4 - É igualmente proibida a venda em qualquer território nacional de tabaco ali produzido e destinado a consumo noutro território nacional, salvo se não houver diferença nos preços de venda ao público.
Artigo 36.ºRevogado
1 - O preço de venda ao público, por marcas de tabaco de fabrico nacional, será fixado por despacho conjunto dos Ministros das Finanças e do Plano e da Indústria e Tecnologia, ouvida a indústria respectiva.
2 - Do despacho referido no número anterior constarão igualmente as categorias e tipos fiscais de cada marca, bem como, sob proposta da indústria respectiva, as condições de comercialização a estabelecer para grossistas, retalhistas ou outras entidades que se abasteçam directamente nas fábricas ou em estabelecimentos de fabricantes.

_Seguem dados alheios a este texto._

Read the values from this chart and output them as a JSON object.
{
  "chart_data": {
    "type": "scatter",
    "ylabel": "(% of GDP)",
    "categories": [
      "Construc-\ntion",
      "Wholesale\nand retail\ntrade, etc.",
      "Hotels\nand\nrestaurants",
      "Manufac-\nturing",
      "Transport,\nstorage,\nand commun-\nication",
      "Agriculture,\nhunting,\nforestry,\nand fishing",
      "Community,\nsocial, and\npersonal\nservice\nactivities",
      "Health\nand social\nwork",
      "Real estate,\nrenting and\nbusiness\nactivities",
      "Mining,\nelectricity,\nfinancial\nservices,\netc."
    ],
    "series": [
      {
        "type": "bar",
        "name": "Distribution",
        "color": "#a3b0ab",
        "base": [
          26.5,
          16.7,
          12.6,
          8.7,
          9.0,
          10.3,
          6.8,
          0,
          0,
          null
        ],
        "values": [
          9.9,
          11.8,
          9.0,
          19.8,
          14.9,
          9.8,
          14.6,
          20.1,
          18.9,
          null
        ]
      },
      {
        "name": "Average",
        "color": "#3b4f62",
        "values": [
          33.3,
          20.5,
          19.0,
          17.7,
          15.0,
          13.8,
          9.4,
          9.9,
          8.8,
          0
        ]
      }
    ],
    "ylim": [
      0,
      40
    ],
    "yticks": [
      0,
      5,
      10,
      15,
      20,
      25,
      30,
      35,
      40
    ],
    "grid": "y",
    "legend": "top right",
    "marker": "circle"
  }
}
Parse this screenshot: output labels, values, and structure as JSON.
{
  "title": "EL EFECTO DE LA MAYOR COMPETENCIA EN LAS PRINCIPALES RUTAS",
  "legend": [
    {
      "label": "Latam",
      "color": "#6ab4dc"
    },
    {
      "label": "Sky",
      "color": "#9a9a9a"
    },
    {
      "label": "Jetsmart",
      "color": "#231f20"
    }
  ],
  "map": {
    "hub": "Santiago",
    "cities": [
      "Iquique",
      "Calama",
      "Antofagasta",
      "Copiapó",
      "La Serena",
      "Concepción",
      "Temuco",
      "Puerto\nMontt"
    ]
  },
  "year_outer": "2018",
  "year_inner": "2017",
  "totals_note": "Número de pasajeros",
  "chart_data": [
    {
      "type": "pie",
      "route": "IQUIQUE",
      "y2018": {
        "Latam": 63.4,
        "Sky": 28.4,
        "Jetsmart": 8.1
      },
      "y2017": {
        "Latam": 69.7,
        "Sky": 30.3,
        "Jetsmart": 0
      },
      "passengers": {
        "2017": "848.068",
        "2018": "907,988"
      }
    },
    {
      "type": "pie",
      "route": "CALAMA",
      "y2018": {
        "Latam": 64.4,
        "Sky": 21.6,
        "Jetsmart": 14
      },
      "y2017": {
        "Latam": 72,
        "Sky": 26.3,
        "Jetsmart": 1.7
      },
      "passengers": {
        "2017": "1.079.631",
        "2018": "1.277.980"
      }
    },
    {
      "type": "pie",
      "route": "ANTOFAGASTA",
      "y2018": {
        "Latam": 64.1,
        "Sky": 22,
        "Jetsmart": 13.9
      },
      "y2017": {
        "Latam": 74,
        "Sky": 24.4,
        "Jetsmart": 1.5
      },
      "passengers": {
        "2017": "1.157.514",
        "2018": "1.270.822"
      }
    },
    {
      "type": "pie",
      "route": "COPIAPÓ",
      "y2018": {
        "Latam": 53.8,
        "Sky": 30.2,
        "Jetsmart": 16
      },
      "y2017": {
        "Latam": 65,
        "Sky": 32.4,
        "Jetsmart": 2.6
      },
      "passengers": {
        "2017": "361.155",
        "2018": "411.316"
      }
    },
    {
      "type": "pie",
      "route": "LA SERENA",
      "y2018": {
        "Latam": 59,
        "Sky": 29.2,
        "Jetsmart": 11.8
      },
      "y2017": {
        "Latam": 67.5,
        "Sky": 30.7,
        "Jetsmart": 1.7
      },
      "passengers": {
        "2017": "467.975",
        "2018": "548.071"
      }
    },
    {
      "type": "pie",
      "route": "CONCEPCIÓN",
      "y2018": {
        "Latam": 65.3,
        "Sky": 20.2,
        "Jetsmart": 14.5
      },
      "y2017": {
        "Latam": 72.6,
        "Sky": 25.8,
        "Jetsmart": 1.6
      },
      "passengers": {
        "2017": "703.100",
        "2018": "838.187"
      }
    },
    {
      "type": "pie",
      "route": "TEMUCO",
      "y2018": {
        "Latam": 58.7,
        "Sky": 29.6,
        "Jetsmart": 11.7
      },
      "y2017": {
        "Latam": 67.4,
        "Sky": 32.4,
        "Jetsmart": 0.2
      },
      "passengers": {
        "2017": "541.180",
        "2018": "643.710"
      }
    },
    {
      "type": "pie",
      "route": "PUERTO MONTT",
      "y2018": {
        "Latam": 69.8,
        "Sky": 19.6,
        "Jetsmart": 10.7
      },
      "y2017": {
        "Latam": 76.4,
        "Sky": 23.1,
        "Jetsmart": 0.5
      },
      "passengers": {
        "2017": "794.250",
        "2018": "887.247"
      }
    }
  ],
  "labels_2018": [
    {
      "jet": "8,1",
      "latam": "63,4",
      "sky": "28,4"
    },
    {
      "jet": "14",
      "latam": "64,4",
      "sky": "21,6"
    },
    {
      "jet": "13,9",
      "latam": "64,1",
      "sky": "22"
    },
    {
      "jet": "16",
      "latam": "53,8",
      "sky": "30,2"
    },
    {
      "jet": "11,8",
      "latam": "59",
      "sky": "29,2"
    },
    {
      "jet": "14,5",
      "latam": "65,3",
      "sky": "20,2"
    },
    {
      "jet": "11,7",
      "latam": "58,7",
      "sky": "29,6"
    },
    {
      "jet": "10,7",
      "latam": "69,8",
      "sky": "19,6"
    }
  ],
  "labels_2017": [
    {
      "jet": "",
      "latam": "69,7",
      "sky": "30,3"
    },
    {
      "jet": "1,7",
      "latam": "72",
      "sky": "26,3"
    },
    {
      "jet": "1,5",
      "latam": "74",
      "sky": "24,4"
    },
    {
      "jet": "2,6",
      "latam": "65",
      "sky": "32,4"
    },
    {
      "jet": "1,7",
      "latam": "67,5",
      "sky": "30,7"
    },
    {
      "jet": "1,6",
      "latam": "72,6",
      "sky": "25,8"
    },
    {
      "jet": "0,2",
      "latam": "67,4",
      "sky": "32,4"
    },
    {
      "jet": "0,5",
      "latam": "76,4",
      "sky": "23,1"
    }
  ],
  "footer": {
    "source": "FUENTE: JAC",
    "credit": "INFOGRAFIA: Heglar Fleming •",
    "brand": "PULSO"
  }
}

Capítulo V - Disposições finais

Artigo 46.ºRevogado
A venda de tabaco fabricado com infracção do artigo 35.º, n.os 1 e 2, constitui transgressão punível com multa de 50000$00 a 1000000$00.
Artigo 47.ºRevogado
As infracções ao disposto nos n.os 3 e 4 do artigo 35.º consideram-se delito de contrabando.
Artigo 51.ºRevogado
Relativamente a assuntos respeitantes a qualquer das regiões autónomas, recairão nos correspondentes Secretários Regionais as competências atribuídas ao Ministro das Finanças e do Plano, ou a este e ao Ministro da Indústria e Tecnologia, no n.º 2 do artigo 5.º, n.º 3 do artigo 6.º, n.º 1 do artigo 8.º, n.º 2 do artigo 10.º, n.º 3 do artigo 15.º, n.º 3 do artigo 29.º - quanto à percentagem anual referida neste número -, n.º 7 do artigo 30.º, n.º 2 do artigo 33.º, n.º 1 do artigo 36.º e n.º 1 do artigo 38.º

Anexo 1 - Imposto de consumo sobre os cigarros de fabrico nacional e importados

Anexo 2 - Taxa de imposto de consumo - Tabaco picado

Anexo 3 - Taxas de imposto de consumo - Charutos e cigarrilhas

Anexo 4 - Taxas de imposto de consumo - Rapé

Anexo 5 - Taxas de imposto de consumo - Cigarros (Açores)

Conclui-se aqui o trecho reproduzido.